Entscheidungsstichwort (Thema)

Wohnungseigentumssache: Pflicht zur Neuplanzung einer eigenmächtig im sondergenutzten Garten gefällten Birke

 

Verfahrensgang

LG Landshut (Entscheidung vom 17.02.1997; Aktenzeichen 60 T 2066/96)

AG Freising (Entscheidung vom 17.06.1996; Aktenzeichen 2 UR II 4/96)

 

Tenor

I. Auf die sofortige weitere Beschwerde der Antragstellerin wird der Beschluß des Landgerichts Landshut vom 17. Februar 1997 aufgehoben.

II. Die sofortige Beschwerde der Antragsgegner gegen den Beschluß des Amtsgerichts Freising vom 17. Juni 1996 wird mit der Maßgabe zurückgewiesen, daß die Androhung von Zwangsmitteln entfällt.

III. Die Antragsgegner haben samtverbindlich die Gerichtskosten aller Rechtszüge zu tragen; außergerichtliche Kosten sind in keinem Rechtszug zu erstatten.

IV. Der Geschäftswert für das Rechtsbeschwerdeverfahren wird auf 2 500 DM festgesetzt.

 

Gründe

I.

Die Beteiligten sind die Wohnungseigentümer einer Wohnanlage. An der vor ihrer Erdgeschoßwohnung liegenden ca. 50 m² großen Gartenfläche ist den Antragsgegnern das Sondernutzungsrecht eingeräumt. Als die Antragsgegner ihre Wohnung im Jahr 1991 erwarben, stand auf der Sondernutzungsfläche eine Birke, die zuletzt ca. 12 m hoch war. Am 23.3.1996 fällten die Antragsgegner diesen Baum.

Der Antragstellerin gehört die schräg über der Einheit der Antragsgegner liegende Wohnung; die Antragstellerin sprach sich gegen das Abholzen der Birke aus.

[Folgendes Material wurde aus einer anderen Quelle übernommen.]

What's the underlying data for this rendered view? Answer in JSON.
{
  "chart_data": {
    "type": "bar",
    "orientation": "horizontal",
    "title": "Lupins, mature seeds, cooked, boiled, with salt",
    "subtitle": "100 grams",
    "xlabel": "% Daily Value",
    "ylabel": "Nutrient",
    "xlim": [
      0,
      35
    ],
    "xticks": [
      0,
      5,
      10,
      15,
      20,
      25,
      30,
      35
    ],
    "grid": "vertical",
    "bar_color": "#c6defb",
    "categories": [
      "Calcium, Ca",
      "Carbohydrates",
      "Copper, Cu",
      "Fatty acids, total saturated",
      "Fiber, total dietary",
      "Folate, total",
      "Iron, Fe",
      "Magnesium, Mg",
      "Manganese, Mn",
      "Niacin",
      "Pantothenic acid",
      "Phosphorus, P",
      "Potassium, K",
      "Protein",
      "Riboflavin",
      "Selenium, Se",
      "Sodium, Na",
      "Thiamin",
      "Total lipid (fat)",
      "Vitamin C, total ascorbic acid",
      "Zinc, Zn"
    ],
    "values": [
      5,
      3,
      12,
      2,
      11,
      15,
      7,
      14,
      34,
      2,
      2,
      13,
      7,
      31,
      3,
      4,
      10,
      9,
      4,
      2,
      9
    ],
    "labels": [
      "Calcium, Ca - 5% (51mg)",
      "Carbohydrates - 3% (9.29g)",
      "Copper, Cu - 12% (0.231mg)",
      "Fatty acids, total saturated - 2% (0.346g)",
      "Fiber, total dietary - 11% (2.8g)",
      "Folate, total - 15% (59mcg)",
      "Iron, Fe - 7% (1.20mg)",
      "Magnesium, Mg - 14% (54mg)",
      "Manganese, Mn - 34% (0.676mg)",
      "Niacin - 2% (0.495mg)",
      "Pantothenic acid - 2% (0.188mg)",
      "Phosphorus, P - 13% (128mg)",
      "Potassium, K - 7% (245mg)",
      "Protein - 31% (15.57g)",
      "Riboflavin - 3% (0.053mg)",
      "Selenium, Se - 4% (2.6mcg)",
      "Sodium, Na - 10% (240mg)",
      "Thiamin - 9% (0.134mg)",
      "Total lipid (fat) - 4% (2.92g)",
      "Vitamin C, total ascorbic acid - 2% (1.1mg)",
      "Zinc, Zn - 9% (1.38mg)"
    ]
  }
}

Das Amtsgericht hat antragsgemäß mit Beschluß vom 17.6.1996 die Antragsgegner bei Meidung von Zwangsmitteln verpflichtet, unverzüglich nach Rechtskraft des Beschlusses in üblicher Pflanzzeit in unmittelbarer Nähe der Stelle, an der sich der gefällte Baum befand, eine Birke in gleicher Höhe und mit gleichem Umfang zu pflanzen oder fachgärtnerisch mit Anwachsgarantie pflanzen zu lassen. Das Landgericht hat auf die sofortige Beschwerde der Antragsgegner am 17.2.1997 den Beschluß des Amtsgerichts aufgehoben und den Antrag abgewiesen. Hiergegen richtet sich die sofortige weitere Beschwerde der Antragstellerin.

II.

Das Rechtsmittel ist im wesentlichen begründet; es führt – mit Ausnahme der Androhung von Zwangsmitteln – zur Wiederherstellung des amtsgerichtlichen Beschlusses.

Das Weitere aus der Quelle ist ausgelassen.